Karna y Pushpa siguieron hablando varios minutos antes de que el viejo asintiera con la cabeza y diera una palmada a Karna en los dos brazos. Karna regresó al Land Cruiser.
—Pushpa nos ha dado permiso para continuar. Informará a un guía local para que se reúna con nosotros en las primeras cuevas.
—¿Cómo informará al guía? —preguntó Remi—. No veo ningún...
—A pie —contestó Karna.
Señaló uno de los rocosos dientes de tiburón situados en lo alto del precipicio de enfrente. Allí había una figura de pie. Mientras ellos observaban, Pushpa levantó el brazo y formó una secuencia de gestos con la mano. La figura le devolvió las señales y acto seguido desapareció detrás del precipicio.
—Cuando lleguemos, toda la gente de la zona sabrá que vamos allí y que tenemos permiso —dijo Karna.
—En otras palabras, no habrá vecinos cabreados empuñando horcas.
—Fusiles —corrigió Sam a Remi.
Karna sonrió en actitud tranquilizadora.
—Ninguna de las dos cosas. ¿Vamos?
Dejaron atrás la gompa de Tarl en el espejo retrovisor y continuaron dirigiéndose al este, siguiendo el cañón a lo largo de tres kilómetros, antes de salir al lecho de un río seco. A cuatrocientos metros de allí, al otro lado de un puente, había un grupo de estructuras parecidas a gompas al pie de otro precipicio con hormigueros, en esta ocasión de bastantes metros de altura, que se extendía hacia el norte y el sur hasta donde alcanzaba la vista.
Ajay condujo el Land Cruiser por el lecho del río hasta el puente y lo cruzó. Conforme se acercaban al pueblo, el terreno pasó de los pedregales y los cantos rodados a una fina arena marrón óxido. Ajay detuvo el todoterreno al lado de un muro de piedra bajo en el perímetro del pueblo. Todos descendieron del vehículo y se encontraron con un viento fresco. La arena acribillaba sus chaquetas.

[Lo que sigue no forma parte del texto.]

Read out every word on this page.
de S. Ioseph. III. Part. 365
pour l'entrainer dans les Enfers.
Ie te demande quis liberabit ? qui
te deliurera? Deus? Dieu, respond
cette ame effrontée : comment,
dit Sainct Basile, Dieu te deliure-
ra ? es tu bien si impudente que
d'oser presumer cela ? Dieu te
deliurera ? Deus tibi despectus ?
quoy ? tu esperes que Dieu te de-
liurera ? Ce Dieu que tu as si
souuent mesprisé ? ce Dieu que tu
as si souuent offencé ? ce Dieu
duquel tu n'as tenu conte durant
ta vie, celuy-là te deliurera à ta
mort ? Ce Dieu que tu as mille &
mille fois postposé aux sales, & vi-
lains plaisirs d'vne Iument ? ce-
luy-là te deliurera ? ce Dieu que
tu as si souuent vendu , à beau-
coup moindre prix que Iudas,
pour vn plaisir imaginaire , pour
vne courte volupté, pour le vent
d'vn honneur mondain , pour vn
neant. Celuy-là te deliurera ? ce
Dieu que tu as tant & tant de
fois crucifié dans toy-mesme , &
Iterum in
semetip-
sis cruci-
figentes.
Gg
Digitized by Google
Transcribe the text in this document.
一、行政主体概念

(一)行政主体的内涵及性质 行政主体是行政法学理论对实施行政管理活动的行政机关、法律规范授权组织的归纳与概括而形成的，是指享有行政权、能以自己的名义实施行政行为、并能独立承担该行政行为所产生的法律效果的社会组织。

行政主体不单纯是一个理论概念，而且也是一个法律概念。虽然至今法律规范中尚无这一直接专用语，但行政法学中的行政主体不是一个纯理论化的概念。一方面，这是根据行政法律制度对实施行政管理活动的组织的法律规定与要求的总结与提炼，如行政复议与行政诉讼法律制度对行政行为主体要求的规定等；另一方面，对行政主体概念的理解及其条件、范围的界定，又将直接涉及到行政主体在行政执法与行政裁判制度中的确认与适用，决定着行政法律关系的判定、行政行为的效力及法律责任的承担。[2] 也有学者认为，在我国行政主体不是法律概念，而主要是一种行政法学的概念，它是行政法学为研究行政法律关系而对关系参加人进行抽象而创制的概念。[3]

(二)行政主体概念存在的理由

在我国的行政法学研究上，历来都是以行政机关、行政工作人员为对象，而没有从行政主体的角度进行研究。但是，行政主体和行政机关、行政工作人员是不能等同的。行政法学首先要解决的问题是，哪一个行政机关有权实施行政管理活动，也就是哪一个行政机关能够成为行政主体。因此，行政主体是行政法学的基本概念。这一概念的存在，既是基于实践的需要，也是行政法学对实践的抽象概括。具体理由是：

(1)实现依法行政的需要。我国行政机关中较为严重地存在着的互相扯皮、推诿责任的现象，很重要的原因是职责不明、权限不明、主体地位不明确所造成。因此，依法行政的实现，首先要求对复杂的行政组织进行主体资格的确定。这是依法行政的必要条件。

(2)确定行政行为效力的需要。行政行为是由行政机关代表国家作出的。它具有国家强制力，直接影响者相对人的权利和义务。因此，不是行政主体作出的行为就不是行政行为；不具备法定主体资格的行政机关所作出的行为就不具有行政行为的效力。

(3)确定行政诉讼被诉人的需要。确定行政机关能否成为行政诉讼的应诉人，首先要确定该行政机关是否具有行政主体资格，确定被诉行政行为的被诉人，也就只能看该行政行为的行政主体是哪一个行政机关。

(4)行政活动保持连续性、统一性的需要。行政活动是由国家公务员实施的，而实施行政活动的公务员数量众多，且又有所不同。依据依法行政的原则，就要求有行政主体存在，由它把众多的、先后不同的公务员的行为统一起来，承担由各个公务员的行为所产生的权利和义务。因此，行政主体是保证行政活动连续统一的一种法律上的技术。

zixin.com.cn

—Hace un poco de viento, ¿verdad? —dijo Karna.
Sam y Remi, que estaban poniéndose las capuchas, asintieron con la cabeza.
Sam gritó por encima de la ráfaga:
—¿A partir de aquí vamos andando?
—Sí. Hasta allí. —Karna señaló los hormigueros—. Vámonos.
Karna los llevó a través de una brecha en el muro y enfiló un sendero bordeado de piedras. Al final del mismo encontraron un espeso seto vivo de maleza. Siguieron el seto hacia la izquierda y luego a través de una pérgola natural. Aparecieron en una pequeña plaza adoquinada circular en cuyo centro había una fuente burbujeante. En torno al perímetro vieron jardineras rebosantes de flores rojas y moradas.
—Desvían parte del río para el riego, las cañerías y las fuentes —explicó Karna—. Les encantan las fuentes.
—Es precioso —dijo Remi.
No hacía falta mucha imaginación para advertir que las leyendas de Shangri-La partían de allí, pensó. En medio de uno de los terrenos más inhóspitos con los que se habían tropezado ella y Sam, habían encontrado un pequeño oasis. El contraste suponía una agradable sorpresa.
Sentado junto a un banco de madera había un hombre de poca estatura y de mediana edad con una sudadera a cuadros y una gorra con el logotipo de los Chicago Bears.
Los saludó levantando la mano y se acercó. Karna y el hombre se abrazaron y hablaron un poco antes de que Karna se volviera para presentarle a Sam y a Remi.
—Namaste... namaste —dijo el hombre sonriendo.
—Este es Pushpa —dijo Karna. Antes de que ellos pudieran preguntar, añadió—: Sí, es más o menos el mismo hombre de la gompa. A nosotros nos parece exactamente igual; para ellos, el matiz marca la diferencia. Pushpa nos llevará a las cuevas. Tomaremos té con él y luego nos pondremos manos a la obra.